Loki is a feisty like bugger. She pulled her feeding tube
out of her throat so many times they had to tape it in through her nose. She
will rarely tolerate being swaddled – she loves having her feet stretched out.
And she will put them both to one side in this adorable position, or she’ll
have them separated and sprawled about. Her arms as well. She’s super feisty
and hates her “cares” – where you change her diaper, take her temp, check her
lungs and stomach, etc. We started doing non-nutritional breast feeding, where
I pump first and then let her latch on to practice while she is fed through her
tube. She’s doing great. She makes the cutest face in the whole world when
she’s trying to suck.
Thor basically sleeps most the day. He is still so much
smaller than Loki. He is so easy going and calm. He doesn’t love cares either
but doesn’t make a stink about them like Loki. He’s handsome as can be and such
a good little man.
Holding them for the first time was incredible. So amazing.

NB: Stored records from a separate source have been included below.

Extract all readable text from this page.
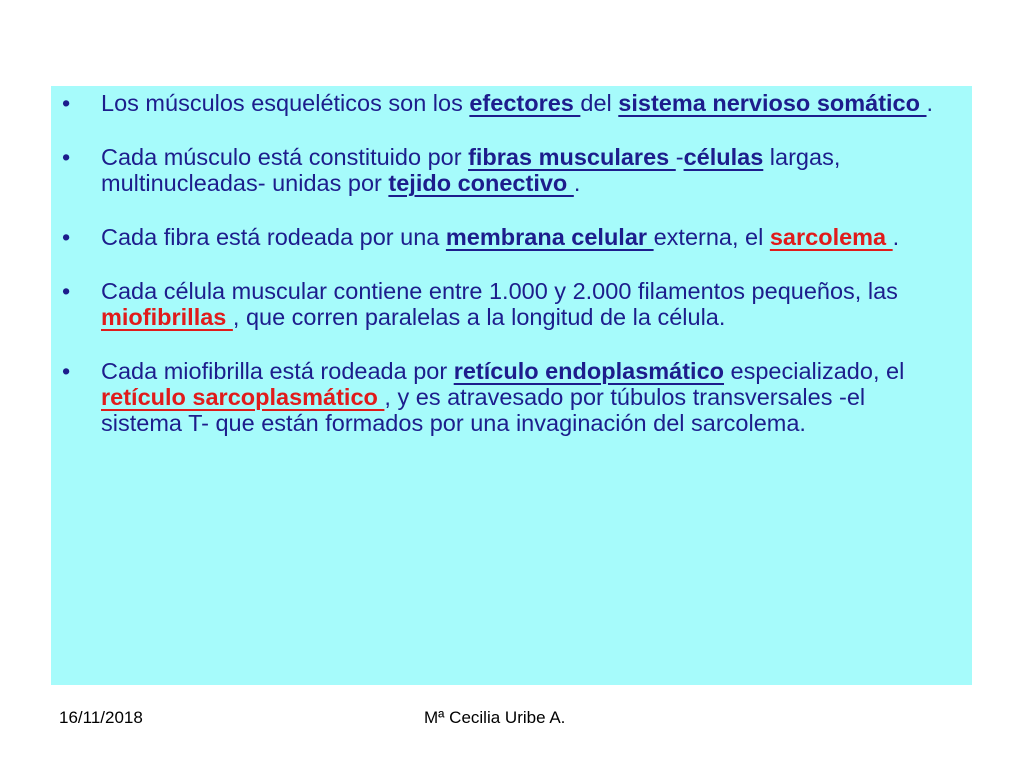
•	Los músculos esqueléticos son los efectores del sistema nervioso somático .
•	Cada músculo está constituido por fibras musculares -células largas, multinucleadas- unidas por tejido conectivo .
•	Cada fibra está rodeada por una membrana celular externa, el sarcolema .
•	Cada célula muscular contiene entre 1.000 y 2.000 filamentos pequeños, las miofibrillas , que corren paralelas a la longitud de la célula.
•	Cada miofibrilla está rodeada por retículo endoplasmático especializado, el retículo sarcoplasmático , y es atravesado por túbulos transversales -el sistema T- que están formados por una invaginación del sarcolema.
16/11/2018	Mª Cecilia Uribe A.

I can’t describe the joy I felt while holding them each. Trevor as well. He
cried when he held Thor for the first time, it was so cute. Not that he doesn’t
love Loki as much, he just held Thor first and got most the emotion out on him.
I’m so grateful they are doing so well. Trevor and I are so
in love with these babies. We think they are beautiful and perfect. We both
feel so grateful and blessed to be their parents.
NICU Day 8
Today Loki is up 3oz to 5.4 and Thor is up 3oz to 4.3.
I love seeing those weights go up!
Both their feedings have been increased yet again (my
nipples hurt 24/7) and they have had calories added. Thor has been spitting up
a lot the last 2 days, and today the realized he was spitting up because the
little butt has been pulling out his feeding tube. All the way out his throat,
just little his sister. These babies! So they had to put his through his nose
as well and tape it well. Today he also almost pulled his canula completely
off. It’s taped on there very well
and he almost pulled the whole thing out! I stopped him or he would have. Then
he cried, I’m sure because it hurt pulling all that tape off.
We were able to try non-nutritional breast-feeding with him
today, I was so exited about that milestone. He latched on like a pro but is
still pretty small and doesn’t suck well. Still a huge success!
He woke up more today and was feisty. Adorable as ever!
Seems like as he gains weight he might be as feisty as his sister.
Both have come way down on oxygen. I think Loki is mostly
getting no extra oxygen, just has the canula in for oxygen flow. But she isn’t
getting an additional. Thor keeps coming lower every day on the amount he
needs.
Loki is maintaining her own body temperature, so she will
most likely upgrade to a crib tomorrow.
Both will get IV’s out tomorrow hopefully.
Today Loki woke up before each of her cares. She gets fed at
each care, and waking up before each one is a great sign. The nurse said maybe
tomorrow we can try breast feeding. Like for reals, no pumping before. That’ll
be nice!
Both kids have explosive poops. You can hear it from across
the room. Just thought I should put that out there for when they are older.
I fall more in love with them every day. They are both so
darn cute!!!!! It breaks my heart to go home without them.